Deux ans plus tard, le feuilleton entre Jaylen Brown et Team USA n’est toujours pas complètement refermé. Invité du podcast Road Trippin’, Grant Hill, le patron de la sélection, est revenu sur l’absence de l’ailier américain lors des Jeux olympiques de Paris et sur les soupçons d’une intervention de Nike dans cette décision.
À l’été 2024, Jaylen Brown avait très mal vécu de ne pas être appelé par Team USA. Sa frustration avait encore augmenté lorsque Derrick White avait été choisi pour remplacer Kawhi Leonard, contraint de déclarer forfait. Le MVP des Finales NBA avait alors directement interpellé Nike sur les réseaux sociaux, avant d’affirmer être convaincu que son conflit avec l’équipementier avait pesé sur sa non-sélection.

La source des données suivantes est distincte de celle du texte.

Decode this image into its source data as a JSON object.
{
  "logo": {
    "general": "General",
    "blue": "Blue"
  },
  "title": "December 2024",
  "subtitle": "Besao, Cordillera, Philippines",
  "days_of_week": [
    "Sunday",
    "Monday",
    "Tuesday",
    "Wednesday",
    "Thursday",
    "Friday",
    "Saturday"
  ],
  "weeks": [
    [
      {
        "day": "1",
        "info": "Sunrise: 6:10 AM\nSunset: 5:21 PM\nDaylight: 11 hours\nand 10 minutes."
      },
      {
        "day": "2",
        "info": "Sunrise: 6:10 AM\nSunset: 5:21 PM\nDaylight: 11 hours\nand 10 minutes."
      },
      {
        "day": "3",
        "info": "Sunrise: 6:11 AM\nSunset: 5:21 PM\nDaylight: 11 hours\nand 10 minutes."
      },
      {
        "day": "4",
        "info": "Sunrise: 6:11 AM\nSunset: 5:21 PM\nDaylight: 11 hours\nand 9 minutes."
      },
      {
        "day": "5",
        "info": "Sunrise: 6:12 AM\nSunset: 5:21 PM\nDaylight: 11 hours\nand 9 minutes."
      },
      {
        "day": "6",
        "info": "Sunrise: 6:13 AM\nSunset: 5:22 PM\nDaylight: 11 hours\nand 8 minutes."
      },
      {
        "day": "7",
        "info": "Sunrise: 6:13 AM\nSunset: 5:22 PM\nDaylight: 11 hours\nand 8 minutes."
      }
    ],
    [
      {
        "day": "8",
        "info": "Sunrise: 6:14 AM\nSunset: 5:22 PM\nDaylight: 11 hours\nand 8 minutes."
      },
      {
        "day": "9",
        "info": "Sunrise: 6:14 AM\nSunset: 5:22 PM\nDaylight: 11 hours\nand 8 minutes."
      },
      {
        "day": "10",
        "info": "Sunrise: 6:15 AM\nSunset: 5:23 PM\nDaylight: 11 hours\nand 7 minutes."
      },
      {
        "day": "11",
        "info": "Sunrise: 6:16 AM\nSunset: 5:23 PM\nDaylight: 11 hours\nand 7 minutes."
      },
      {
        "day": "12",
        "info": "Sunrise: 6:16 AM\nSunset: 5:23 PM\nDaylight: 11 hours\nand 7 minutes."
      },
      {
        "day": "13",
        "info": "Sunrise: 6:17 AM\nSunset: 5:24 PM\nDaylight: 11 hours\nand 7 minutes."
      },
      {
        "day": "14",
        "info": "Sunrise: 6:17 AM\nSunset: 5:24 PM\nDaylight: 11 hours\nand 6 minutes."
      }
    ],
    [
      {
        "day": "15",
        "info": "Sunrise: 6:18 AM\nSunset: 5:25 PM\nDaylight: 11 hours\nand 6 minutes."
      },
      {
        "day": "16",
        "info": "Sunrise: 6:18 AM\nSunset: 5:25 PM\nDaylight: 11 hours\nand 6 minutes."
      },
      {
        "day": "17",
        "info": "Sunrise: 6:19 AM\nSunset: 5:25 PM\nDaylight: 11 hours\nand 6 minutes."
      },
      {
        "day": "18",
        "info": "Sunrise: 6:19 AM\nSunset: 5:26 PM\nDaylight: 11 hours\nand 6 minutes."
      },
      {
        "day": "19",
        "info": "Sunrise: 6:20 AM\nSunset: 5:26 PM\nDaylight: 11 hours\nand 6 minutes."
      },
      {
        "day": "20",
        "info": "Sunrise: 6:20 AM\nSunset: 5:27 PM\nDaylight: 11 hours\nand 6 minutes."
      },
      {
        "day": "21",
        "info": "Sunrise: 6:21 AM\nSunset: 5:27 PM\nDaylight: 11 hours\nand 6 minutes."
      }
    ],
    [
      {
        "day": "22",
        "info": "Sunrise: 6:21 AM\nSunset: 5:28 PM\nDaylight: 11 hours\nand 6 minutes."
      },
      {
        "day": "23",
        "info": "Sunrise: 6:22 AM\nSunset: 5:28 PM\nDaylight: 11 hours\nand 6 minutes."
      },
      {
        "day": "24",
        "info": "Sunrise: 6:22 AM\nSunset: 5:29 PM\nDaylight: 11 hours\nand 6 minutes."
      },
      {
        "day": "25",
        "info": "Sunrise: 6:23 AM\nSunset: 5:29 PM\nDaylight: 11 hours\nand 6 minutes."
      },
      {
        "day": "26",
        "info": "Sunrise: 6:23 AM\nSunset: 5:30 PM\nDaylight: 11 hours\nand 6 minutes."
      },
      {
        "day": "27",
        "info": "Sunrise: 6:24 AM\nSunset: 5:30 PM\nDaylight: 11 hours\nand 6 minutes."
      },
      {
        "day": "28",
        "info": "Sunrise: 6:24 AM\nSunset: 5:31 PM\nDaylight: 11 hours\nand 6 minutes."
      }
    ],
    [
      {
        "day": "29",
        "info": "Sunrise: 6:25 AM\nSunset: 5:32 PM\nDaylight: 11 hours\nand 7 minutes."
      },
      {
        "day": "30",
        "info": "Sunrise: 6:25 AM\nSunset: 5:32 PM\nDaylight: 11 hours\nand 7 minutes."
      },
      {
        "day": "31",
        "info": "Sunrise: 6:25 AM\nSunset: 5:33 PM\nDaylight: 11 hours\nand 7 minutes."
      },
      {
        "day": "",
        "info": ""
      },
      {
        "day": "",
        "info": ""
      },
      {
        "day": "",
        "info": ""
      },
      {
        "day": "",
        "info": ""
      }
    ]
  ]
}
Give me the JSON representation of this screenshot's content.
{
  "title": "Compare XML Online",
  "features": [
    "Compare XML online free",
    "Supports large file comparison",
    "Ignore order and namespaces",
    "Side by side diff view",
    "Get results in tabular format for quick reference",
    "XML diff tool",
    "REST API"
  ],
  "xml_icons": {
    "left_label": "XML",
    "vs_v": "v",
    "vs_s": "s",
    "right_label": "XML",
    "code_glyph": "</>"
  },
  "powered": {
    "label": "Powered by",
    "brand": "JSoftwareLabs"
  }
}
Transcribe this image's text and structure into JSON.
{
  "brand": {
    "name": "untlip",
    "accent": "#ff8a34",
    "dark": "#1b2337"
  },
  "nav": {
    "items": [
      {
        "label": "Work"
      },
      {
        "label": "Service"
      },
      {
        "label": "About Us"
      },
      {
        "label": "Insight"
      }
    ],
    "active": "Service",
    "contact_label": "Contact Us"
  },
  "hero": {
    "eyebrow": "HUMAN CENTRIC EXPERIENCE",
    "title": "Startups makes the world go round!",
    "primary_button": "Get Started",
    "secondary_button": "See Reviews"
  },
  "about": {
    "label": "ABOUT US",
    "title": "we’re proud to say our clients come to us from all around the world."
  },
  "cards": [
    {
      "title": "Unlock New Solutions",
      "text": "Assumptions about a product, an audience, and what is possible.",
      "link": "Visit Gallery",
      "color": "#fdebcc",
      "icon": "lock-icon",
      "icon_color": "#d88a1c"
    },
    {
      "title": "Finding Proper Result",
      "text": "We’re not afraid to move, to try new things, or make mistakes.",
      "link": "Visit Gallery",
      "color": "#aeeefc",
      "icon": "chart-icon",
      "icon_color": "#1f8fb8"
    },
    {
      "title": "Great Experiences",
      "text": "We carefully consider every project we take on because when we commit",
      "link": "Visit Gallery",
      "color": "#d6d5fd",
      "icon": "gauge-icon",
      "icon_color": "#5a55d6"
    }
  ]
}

Grant Hill, responsable de la construction de l’équipe américaine, avait déjà assuré que le choix de White répondait uniquement à une logique sportive. Selon lui, Team USA recherchait notamment un défenseur capable de mettre une forte pression sur les meneurs adverses, dans un effectif déjà chargé en ailiers pouvant évoluer aux postes 3 et 4.
Dans Road Trippin’, le Hall of Famer a cette fois raconté avoir personnellement appelé Brown avant l’annonce de la sélection, comme il l’avait fait avec plusieurs autres joueurs laissés de côté.
« Lorsque j’ai annoncé l’équipe, il y avait certains joueurs que j’avais appelés avant que Woj et Shams ne sortent l’information. J’ai appelé Lillard, j’ai appelé Jimmy Butler, j’ai essayé d’appeler tout le monde, parce qu’on ne sait jamais quand l’information va tomber. Je voulais leur témoigner suffisamment de respect pour qu’ils l’apprennent directement de ma bouche.
J’ai appelé Jaylen. Nous avons eu une très bonne conversation. Une conversation incroyable. Donc, quelque chose s’est perdu en route. »
Hill accepte que ses décisions sportives soient contestées. En revanche, il goûte beaucoup moins aux accusations concernant Nike et estime que Brown s’en est directement pris à son intégrité.
« Vous pouvez critiquer mon leadership. Vous pouvez critiquer ma capacité à construire un effectif. Lorsque vous occupez le rôle qui est le mien, vous vous exposez à la critique et je l’accepte. Mais laisser entendre qu’une marque de chaussures m’a dit quoi faire… Là, vous remettez en cause mon intégrité. C’est cela que j’ai trouvé étrange. »
La position des deux hommes demeure donc difficilement conciliable. Brown reste persuadé que ses critiques passées contre Nike ont joué contre lui. Hill, lui, affirme que l’équipementier n’a jamais dicté ses choix et considère cette accusation comme une attaque personnelle bien plus grave qu’une simple contestation sportive.